The once-bankrupt plant was under foreign ownership, and dealt with shutdownsand bankruptcy under Spain-based Abengoa.
Now, farmer–owned KAAPA Ethanol, a central Nebraska company, isn’t wasting time carrying out big plans at the site.
Paul Kenney, chairman of the board for KAAPA said, “We’re trying to put our own footprint on it, trying to change it to a little bit of our technology, change the grain side of it.”
KAAPA made a successful bid of $115 million, and took ownership last fall. Kenney said one of the biggest needs was for more grain storage.
“That’s part of the philosophy we know how we like to dump corn, we dump fast, we like to be state of the art in our ethanol production,” he said.
It’s KAAPA’s second plant in the area, building on 14 years of success with a plant near Minden.
CEO Chuck Woodside said, “It’s got a great history, we’ve got great owners, the earnings stay here in central Nebraska and that is a benefit as well.”
And as the number two ethanol producing state, the governor says it’s great economic development.
Gov.

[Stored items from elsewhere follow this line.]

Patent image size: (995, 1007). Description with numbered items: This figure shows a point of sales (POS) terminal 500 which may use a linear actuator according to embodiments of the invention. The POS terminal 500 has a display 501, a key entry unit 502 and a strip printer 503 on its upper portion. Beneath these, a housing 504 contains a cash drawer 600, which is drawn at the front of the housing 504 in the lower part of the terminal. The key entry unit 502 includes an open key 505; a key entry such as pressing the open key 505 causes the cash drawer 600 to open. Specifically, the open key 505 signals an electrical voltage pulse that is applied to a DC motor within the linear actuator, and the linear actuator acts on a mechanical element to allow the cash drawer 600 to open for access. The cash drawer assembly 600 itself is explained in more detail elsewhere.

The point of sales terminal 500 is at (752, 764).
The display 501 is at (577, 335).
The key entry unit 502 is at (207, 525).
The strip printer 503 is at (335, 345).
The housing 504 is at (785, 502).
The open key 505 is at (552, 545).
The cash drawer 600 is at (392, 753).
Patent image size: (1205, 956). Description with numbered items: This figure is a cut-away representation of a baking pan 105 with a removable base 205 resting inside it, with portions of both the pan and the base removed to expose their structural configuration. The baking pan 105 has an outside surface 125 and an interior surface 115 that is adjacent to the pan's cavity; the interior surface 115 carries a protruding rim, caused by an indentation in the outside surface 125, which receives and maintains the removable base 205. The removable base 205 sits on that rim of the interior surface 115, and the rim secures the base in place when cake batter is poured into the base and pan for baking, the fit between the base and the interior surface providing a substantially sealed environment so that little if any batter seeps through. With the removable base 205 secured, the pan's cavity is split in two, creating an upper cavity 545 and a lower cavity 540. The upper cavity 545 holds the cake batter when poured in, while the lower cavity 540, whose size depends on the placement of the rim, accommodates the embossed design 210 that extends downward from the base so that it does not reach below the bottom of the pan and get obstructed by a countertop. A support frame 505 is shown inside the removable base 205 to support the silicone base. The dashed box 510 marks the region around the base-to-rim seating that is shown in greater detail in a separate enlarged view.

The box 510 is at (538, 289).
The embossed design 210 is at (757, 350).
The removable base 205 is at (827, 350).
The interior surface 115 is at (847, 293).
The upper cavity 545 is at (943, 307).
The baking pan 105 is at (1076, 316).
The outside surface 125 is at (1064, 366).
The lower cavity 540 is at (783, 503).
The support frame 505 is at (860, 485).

Pete Ricketts said, “KAAPA’s re–opening and making new investments, about $40 million investments, and expanding capacity 30 percent. That’s really exciting and demonstrates importance of ethanol to our state.”
Ethanol consumes about a third of Nebraska’s corn, and farmers say they don’t want to think how much lower corn prices would be without it.
KAAPA leaders say this plant will also help cattle feeders, who use the wet and dry distillers grains that come out of the plant as a byproduct.
Corn, cattle, and ethanol makes up what state leaders like to call the “golden triangle.”